Domenica scorsa sulla prima pagina del New York Times campeggiava la copertina del primo romanzo di uno scrittore italiano, Giuliano da Empoli, che ha fatto molto discutere in Francia, dove è stato pubblicato da Gallimard, ha venduto più di 400 mila copie, ha vinto il Gran premio del romanzo dell’Académie française, è arrivato a un soffio dal vincere pure il Goncourt e da alcuni mesi monopolizza pagine culturali e talk show, tanto in tema di letteratura quanto di attualità politica. Il romanzo si intitola infatti «Il Mago del Cremlino», parla della Russia di Vladimir Putin e in qualche modo anche della guerra in Ucraina (sebbene sia uscito proprio alla vigilia dell’invasione del 24 febbraio). In Italia è stato pubblicato da Mondadori, con ripercussioni assai meno clamorose.
Il caso sollevato all’estero è comunque molto curioso. Assessore alla cultura di Firenze nella giunta di Matteo Renzi e suo consigliere politico fino ai tempi di Palazzo Chigi, autore di numerosi saggi («Gli ingegneri del caos», uscito nel 2019 e dedicato ai burattinai del populismo digitale, è stato tradotto in dodici lingue), da Empoli è infatti, politicamente e culturalmente, quanto di più lontano si possa immaginare dagli intellettuali filo-putiniani che affollano giornali e talk show italiani. Eppure, tra tanti riconoscimenti ed elogi, il libro ha raccolto anche l’accusa di sposare e rilanciare proprio le tesi del regime. In particolare, il New York Times sembra accreditare il sospetto che il successo del romanzo si debba a un atteggiamento fin troppo comprensivo per le ragioni di Putin da parte dell’establishment politico, diplomatico e culturale francese.

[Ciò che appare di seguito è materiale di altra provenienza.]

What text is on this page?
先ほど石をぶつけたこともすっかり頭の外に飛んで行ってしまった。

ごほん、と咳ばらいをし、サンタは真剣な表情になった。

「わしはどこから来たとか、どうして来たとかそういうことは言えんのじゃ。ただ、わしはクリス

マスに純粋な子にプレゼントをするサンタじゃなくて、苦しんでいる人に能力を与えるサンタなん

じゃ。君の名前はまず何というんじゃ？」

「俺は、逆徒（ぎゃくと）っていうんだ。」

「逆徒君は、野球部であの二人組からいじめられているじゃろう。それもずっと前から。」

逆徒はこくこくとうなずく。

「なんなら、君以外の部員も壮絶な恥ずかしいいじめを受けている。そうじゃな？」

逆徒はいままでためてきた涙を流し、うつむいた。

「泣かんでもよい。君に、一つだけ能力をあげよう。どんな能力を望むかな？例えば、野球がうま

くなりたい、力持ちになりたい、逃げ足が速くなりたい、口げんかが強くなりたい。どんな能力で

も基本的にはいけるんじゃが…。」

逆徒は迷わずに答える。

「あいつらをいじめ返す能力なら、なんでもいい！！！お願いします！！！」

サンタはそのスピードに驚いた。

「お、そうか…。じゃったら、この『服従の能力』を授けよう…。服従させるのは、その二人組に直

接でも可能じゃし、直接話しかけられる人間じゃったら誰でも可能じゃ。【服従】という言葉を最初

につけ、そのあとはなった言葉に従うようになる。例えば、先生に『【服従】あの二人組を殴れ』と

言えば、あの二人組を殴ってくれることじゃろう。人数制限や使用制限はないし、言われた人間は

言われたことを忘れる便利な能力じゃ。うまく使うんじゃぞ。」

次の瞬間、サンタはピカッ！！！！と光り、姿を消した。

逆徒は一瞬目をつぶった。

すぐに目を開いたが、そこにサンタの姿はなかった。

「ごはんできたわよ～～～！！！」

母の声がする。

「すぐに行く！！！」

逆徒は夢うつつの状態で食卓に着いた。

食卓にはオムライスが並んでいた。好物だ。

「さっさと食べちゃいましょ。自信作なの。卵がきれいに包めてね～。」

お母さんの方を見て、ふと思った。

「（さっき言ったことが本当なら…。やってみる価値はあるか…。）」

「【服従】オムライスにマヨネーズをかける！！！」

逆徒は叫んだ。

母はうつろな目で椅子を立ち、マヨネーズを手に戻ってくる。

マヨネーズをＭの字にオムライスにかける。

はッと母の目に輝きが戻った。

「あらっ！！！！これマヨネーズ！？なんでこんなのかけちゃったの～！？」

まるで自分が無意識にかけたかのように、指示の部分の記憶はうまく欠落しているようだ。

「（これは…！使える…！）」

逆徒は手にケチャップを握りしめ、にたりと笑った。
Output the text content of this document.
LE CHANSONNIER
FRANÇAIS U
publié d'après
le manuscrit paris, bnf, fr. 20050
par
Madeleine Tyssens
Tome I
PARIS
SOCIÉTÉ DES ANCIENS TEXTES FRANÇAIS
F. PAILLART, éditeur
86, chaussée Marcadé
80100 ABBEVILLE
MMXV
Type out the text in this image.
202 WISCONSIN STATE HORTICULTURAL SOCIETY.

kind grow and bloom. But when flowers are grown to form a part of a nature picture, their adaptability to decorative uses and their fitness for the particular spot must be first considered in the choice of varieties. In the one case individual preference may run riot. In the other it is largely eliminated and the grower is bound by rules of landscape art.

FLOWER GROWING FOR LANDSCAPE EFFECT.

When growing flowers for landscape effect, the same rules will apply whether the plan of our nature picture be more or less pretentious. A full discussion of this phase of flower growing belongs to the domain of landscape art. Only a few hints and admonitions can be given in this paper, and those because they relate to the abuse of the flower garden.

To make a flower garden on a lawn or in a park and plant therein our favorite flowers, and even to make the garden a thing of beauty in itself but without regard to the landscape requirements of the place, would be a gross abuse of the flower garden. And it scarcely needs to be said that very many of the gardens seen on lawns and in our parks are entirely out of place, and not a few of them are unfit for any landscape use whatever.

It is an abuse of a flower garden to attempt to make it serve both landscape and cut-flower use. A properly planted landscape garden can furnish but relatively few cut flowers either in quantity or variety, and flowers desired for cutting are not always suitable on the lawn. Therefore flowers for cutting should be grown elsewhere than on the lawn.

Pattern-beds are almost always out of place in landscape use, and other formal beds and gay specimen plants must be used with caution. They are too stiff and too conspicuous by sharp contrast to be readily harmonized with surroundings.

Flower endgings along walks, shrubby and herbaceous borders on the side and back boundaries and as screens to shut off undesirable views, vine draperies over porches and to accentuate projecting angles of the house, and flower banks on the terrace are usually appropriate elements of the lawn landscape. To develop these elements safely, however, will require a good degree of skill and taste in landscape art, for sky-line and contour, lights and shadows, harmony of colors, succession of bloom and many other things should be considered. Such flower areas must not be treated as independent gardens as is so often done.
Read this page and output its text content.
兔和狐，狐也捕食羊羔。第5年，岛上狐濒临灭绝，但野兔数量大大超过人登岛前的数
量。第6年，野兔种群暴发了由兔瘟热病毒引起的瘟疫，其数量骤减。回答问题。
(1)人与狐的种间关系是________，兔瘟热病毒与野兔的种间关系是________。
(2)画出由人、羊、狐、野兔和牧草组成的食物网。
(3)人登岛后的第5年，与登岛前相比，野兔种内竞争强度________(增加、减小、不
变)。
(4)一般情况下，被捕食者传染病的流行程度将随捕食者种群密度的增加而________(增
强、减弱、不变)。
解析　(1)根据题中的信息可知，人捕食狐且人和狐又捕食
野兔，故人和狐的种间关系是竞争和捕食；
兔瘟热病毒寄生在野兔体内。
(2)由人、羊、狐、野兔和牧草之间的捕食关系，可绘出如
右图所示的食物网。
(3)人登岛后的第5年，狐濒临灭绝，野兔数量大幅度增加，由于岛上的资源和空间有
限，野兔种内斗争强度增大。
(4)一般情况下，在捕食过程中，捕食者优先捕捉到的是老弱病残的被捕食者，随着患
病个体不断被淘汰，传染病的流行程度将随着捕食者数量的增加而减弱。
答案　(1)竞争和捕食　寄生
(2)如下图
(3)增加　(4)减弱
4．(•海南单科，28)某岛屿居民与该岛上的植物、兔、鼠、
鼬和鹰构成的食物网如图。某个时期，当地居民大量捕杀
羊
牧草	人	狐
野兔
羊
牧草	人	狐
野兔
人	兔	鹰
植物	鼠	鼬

In questa prospettiva, persino i non pochi giudizi entusiasti citati nell’articolo, e non da parte degli ultimi arrivati, assumono un significato ambivalente: dall’attuale presidente del Consiglio Élisabeth Borne, che dice di averlo molto apprezzato, al suo predecessore Edouard Philippe, che lo definisce una grande «meditazione sul potere»; dall’ex ministro degli Esteri Hubert Vedrine, secondo il quale è «incredibilmente credibile», alla decana dell’Académie française Hélène Carrère d’Encausse (presentata nell’articolo come una specialista in storia russa «che ha condannato la guerra ma in passato ha difeso Putin») la quale dice di non andare a un pranzo o a una cena senza portarlo in regalo, e lo definisce «una chiave per capire Putin».
All’ambiguità di tale sfilza di elogi si accompagnano poi le critiche e le accuse più esplicite da parte di alcuni studiosi, fino alla sprezzante definizione di «Russia Today for Saint-Germain-des-Prés» – battuta decisamente sopra le righe, almeno per chiunque abbia letto il libro – pronunciata dalla professoressa Cécile Vaissié.
Si dirà che 400 mila copie vendute, gli elogi dei vertici dell’accademia, delle istituzioni e della politica, il successo internazionale di pubblico e di critica valgono bene qualche battuta sferzante, per quanto la si possa considerare ingenerosa o infondata. Del resto, trattandosi di un romanzo che fa parlare i protagonisti del regime, e in particolare i suoi spin doctor, tanto il confine tra finzione letteraria e analisi politica quanto quello tra descrizione realistica e adesione interiore, alla fine dei conti, non può non dipendere da un giudizio del tutto soggettivo.
E poi, soltanto con un po’ di buona volontà, lo stesso da Empoli potrebbe utilizzare a suo vantaggio anche le osservazioni più malevole: nulla come la caricatura del propagandista di Putin, nel momento in cui il presidente russo porta avanti la più sanguinosa guerra di aggressione della storia recente, potrebbe riaprirgli in Italia le porte di giornali e università, salotti televisivi e cenacoli intellettuali. E forse persino fargli abbonare la passata vicinanza a Matteo Renzi.
Ma ho il forte sospetto che non ne approfitterà.